Thursday, March 29, 2007 8:20 AM

Charlie wrote:  Well, it certainly could be an example of not believing God is capable of doing miracles, but I certainly feel like I do not believe that. I completely believe that he is capable and that sometimes he does. I'm just not convinced that he is going to do so on a regular basis. I disagree with the Third Wave movement that says that if we are not seeing healings on a regular basis something is wrong. But I do pray that would heal people, because that is what I want to happen. I do rather think that we should be at least honest in our prayer life. I really want these people to be healed, therefore I am going to ask God for that. Obviously, we cannot expect God to give us all that we want, and we have to use discernment, but it does seem good to express your desires in prayer. Anyway,  Brian, do you expect to see miraculous healings on a regular basis? Can we only pray for something if we have a fairly strong assurance that God is going to do it?

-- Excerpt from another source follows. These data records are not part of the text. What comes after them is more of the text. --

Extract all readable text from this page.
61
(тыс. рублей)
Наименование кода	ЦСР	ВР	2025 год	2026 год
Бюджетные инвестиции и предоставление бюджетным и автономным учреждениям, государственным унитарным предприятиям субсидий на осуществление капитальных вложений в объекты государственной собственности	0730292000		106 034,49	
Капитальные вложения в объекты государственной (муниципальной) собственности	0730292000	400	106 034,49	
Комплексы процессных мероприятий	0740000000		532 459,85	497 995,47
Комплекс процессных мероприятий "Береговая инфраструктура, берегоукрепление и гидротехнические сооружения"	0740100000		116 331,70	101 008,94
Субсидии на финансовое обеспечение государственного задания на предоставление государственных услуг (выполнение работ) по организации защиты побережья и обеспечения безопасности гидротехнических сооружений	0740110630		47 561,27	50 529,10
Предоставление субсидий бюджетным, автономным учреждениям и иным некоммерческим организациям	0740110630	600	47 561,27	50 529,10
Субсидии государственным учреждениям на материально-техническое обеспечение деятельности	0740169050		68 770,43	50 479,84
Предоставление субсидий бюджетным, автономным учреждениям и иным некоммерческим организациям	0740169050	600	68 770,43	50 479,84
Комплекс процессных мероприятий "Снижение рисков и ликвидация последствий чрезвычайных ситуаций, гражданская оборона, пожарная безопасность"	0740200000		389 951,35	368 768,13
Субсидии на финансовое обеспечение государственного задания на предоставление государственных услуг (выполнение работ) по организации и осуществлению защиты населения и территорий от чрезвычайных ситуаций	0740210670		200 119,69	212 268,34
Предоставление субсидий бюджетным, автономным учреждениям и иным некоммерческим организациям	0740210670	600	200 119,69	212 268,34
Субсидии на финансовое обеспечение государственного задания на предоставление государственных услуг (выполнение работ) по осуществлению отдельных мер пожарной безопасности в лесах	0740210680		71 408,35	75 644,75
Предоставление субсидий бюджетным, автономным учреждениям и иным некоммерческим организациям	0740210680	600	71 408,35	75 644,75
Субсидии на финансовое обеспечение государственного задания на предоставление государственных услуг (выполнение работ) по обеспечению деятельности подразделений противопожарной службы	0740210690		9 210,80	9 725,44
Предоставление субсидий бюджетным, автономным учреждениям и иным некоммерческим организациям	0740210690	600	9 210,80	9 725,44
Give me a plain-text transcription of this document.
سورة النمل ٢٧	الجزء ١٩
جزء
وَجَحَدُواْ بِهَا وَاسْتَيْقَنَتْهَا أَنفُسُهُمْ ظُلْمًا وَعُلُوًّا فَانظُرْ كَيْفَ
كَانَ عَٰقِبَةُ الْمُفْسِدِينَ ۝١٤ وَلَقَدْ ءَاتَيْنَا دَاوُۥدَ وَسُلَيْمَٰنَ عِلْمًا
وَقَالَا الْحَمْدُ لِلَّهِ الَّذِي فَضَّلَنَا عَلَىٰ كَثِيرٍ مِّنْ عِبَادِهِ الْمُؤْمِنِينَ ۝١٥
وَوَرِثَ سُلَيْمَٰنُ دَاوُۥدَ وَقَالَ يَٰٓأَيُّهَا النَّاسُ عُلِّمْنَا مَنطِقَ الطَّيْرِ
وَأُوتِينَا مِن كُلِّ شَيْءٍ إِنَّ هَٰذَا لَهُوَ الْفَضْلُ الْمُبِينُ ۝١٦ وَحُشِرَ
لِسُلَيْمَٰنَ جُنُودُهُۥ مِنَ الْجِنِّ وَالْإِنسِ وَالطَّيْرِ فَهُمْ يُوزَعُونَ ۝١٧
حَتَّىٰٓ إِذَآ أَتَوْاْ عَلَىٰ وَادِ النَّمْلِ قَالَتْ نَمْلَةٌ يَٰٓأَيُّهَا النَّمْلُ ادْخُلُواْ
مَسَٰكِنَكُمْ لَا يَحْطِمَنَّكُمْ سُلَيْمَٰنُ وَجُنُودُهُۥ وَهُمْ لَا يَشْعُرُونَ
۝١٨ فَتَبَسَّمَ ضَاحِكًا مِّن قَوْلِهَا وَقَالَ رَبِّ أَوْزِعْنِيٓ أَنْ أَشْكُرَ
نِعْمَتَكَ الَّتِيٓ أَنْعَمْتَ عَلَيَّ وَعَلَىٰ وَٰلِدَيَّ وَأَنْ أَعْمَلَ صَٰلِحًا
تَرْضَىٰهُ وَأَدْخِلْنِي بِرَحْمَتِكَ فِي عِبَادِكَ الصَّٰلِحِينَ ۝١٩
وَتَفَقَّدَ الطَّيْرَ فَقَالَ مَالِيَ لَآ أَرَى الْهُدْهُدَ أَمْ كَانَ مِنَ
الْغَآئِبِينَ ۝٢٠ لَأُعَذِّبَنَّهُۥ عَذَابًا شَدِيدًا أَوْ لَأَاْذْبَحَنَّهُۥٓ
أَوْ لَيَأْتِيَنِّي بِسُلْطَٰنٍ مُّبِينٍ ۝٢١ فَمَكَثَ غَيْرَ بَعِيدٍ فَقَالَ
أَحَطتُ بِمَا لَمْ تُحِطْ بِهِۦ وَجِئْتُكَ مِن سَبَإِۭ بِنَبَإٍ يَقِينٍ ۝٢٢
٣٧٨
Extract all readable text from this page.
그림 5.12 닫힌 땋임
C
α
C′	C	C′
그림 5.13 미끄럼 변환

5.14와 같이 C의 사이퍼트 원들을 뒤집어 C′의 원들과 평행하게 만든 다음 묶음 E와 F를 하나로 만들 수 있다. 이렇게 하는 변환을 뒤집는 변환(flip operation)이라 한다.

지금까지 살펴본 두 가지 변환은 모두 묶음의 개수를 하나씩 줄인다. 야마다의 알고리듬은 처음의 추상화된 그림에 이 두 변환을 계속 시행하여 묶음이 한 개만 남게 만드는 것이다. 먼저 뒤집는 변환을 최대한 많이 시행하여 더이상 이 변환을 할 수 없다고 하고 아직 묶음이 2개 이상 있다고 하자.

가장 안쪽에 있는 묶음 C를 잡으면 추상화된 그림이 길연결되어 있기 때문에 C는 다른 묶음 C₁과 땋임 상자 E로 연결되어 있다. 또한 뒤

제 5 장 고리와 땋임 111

Thursday, March 29, 2007 8:46 AM

Eric wrote: 

I think that the question of how God answers prayer is a really tough one.  We have so many examples of Scripture where we are told to pray for healing (James 5) and told the "Prayer of faith will heal the sick". 

 Many years ago I did some research on the power of prayer and found that many studies have been done in this area.  The remarkable thing is that the statistically speaking, prayer was demonstrated in the studies that I read to be more effective than treatment.  I wish I could remember the names of the key studies off the top of my head, but perhaps I can pull them out when I get home later tonight.

Those studies and the Scripture stand juxtapose our experiences where we have been disappointed by God's responses to our prayers for the impossible.

I suspect that the problem is not one of God's response but our perspective.  If I pray for the healing of a terminally ill person, and they die, did God fail me?  Or did God choose to heal them by taking them home? We pray that people won't die, but wouldn't Christ say that they are already saved, worry not over the loss of their body?  We pray that we might have faith to endure trials and that God would bring us out of our personal nightmare, but isn't God's response often, "My child this is how I will create the faith you need to endure."

Was the point of Christ's instruction to his disciples, that if they had the faith of a mustard seed God would answer, refering to their lack of faith?  Or was the purpose of that teaching to demonstrate that God's response is not based on the quantity or quality of their faith?

Thursday, March 29, 2007 10:12 AM

Brian wrote: 

My purpose in writing this post was not to encourage Baptist revival/healing servies. I want us to pray with our true desires laid out before God. I don't like how I hedge my prayers in order to avoid disappointment. I don't like how we do this corporately either, but it is easier to tell everyone else that they are wrong.

Our faith is that God is a person who can choose to respond to our prayers by his own free will. Prayer is an activity of submission to God. We express our desires to God without reservation, and we accept whatever answer he gives. The prayer offered in faith will not call God a liar or deny his goodness if we don't like the answer. When we pray in faith, we learn to interpret the outcome according to the Bible's testimony about God's character. When I prayer that time in college, I had a Godly professor who showed me how to interpret the outcome correctly, but I rejected that and my faith suffered ever after.